2010-10-06



Risoleta C Pinto Pedro


O Príncipe sem Orelhas de Burro

Quase toda a gente da minha geração conhece a história, mas dá-lhe um título diferente: O Príncipe com Orelhas de Burro.

Eu acho que o título está mal posto. Passo a explicar, ou melhor, a resumir para quem não conhece a história, uma das muitas histórias tradicionais da minha infância.
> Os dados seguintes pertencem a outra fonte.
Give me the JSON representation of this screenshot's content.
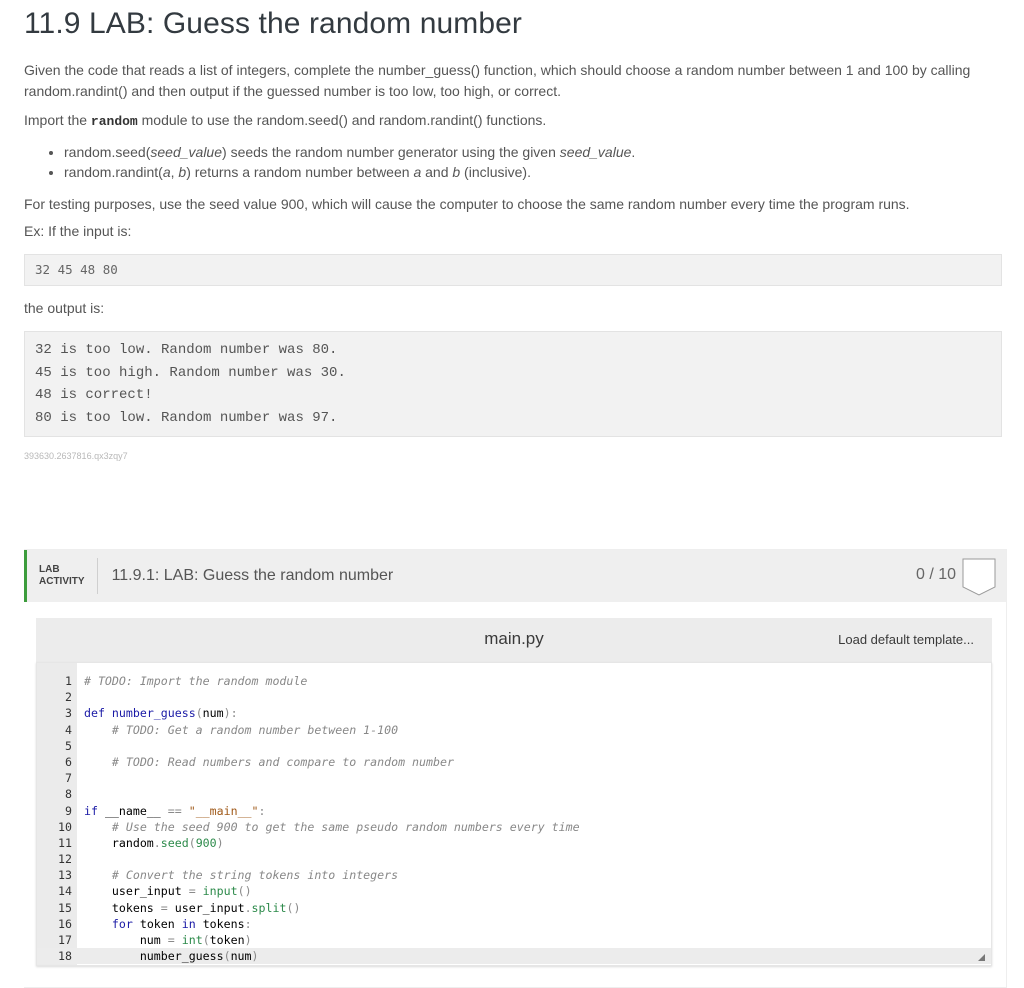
{
  "page": {
    "title": "11.9 LAB: Guess the random number",
    "intro": "Given the code that reads a list of integers, complete the number_guess() function, which should choose a random number between 1 and 100 by calling random.randint() and then output if the guessed number is too low, too high, or correct.",
    "import_prefix": "Import the ",
    "import_module": "random",
    "import_suffix": " module to use the random.seed() and random.randint() functions.",
    "bullets": [
      {
        "a": "random.seed(",
        "b": "seed_value",
        "c": ") seeds the random number generator using the given ",
        "d": "seed_value",
        "e": "."
      },
      {
        "a": "random.randint(",
        "b": "a",
        "c": ", ",
        "d": "b",
        "e": ") returns a random number between ",
        "f": "a",
        "g": " and ",
        "h": "b",
        "i": " (inclusive)."
      }
    ],
    "testing_note": "For testing purposes, use the seed value 900, which will cause the computer to choose the same random number every time the program runs.",
    "example_intro": "Ex: If the input is:",
    "example_input": "32 45 48 80",
    "output_intro": "the output is:",
    "example_output": [
      "32 is too low. Random number was 80.",
      "45 is too high. Random number was 30.",
      "48 is correct!",
      "80 is too low. Random number was 97."
    ],
    "content_id": "393630.2637816.qx3zqy7"
  },
  "lab": {
    "tag_line1": "LAB",
    "tag_line2": "ACTIVITY",
    "title": "11.9.1: LAB: Guess the random number",
    "score": "0 / 10",
    "accent_color": "#3c9c3c",
    "editor": {
      "file_name": "main.py",
      "load_template_label": "Load default template...",
      "line_numbers": [
        "1",
        "2",
        "3",
        "4",
        "5",
        "6",
        "7",
        "8",
        "9",
        "10",
        "11",
        "12",
        "13",
        "14",
        "15",
        "16",
        "17",
        "18"
      ],
      "code_lines": [
        "# TODO: Import the random module",
        "",
        "def number_guess(num):",
        "    # TODO: Get a random number between 1-100",
        "",
        "    # TODO: Read numbers and compare to random number",
        "",
        "",
        "if __name__ == \"__main__\":",
        "    # Use the seed 900 to get the same pseudo random numbers every time",
        "    random.seed(900)",
        "",
        "    # Convert the string tokens into integers",
        "    user_input = input()",
        "    tokens = user_input.split()",
        "    for token in tokens:",
        "        num = int(token)",
        "        number_guess(num)"
      ],
      "active_line": 18
    }
  }
}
Um príncipe nasce em berço de ouro, como se espera de um príncipe. Três fadas são convidadas para o baptizado. A primeira fada-o com beleza, a segunda com inteligência e a terceira fada-o para que lhe nasçam umas orelhas de burro, o que vem a acontecer; as três profecias concretizam-se e para desgosto e vergonha dos pais, com a beleza e a inteligência crescem-lhe as orelhas, o que obriga a que o príncipe tenha de usar sempre um barrete a escondê-las. Quando chega a idade de fazer a barba, é chamado o barbeiro, que tem um choque ao confrontar-se com a realidade do príncipe. Ameaçado pelo rei de que o mandará matar se revelar o segredo, mas sendo um tagarela e custando-lhe cada vez mais o silêncio, é aconselhado a ir até ao canavial, fazer um buraco no chão e gritar o seu segredo lá para dentro, o que faz. Um dia passou um rapaz pelo canavial, cortou uma cana com que fez uma flauta e quando entrou na vila a tocar a sua flauta, a música que esta produzia repetia: “O Príncipe tem orelhas de burro”. Tornada pública a verdade, mais nenhuma razão havia para manter o segredo, pelo que o príncipe resolveu arrancar publicamente o barrete e assim revelar… umas orelhas perfeitíssimas e pequenas. As orelhas de burro tinham desaparecido.

Esta história, de uma imensa simplicidade e profunda sabedoria, mostra, por um lado, que a maldição da terceira fada era, afinal, uma bênção com que poupou o príncipe da arrogância, mostra como é difícil o silêncio, como é importante poder partilhar um segredo ainda que o confidente seja apenas um buraco, demonstra também que toda a verdade acaba por ser revelada e ainda que na verdade o príncipe não tinha orelhas de burro, isto é, nenhuma culpa. O que fora escondido como uma vergonha era, afinal, uma ficção, e o príncipe era perfeito e inocente como nascera. Como nós, perfeitos e inocentes escondendo ilusórias orelhas de burro que alguém nos disse que teríamos, que nós nos convencemos que seria verdade, mas que um dia, retirado o véu da ilusão, se revelam inexistentes, e nós inocentes e perfeitos como nascemos. Todos. Sem excepção.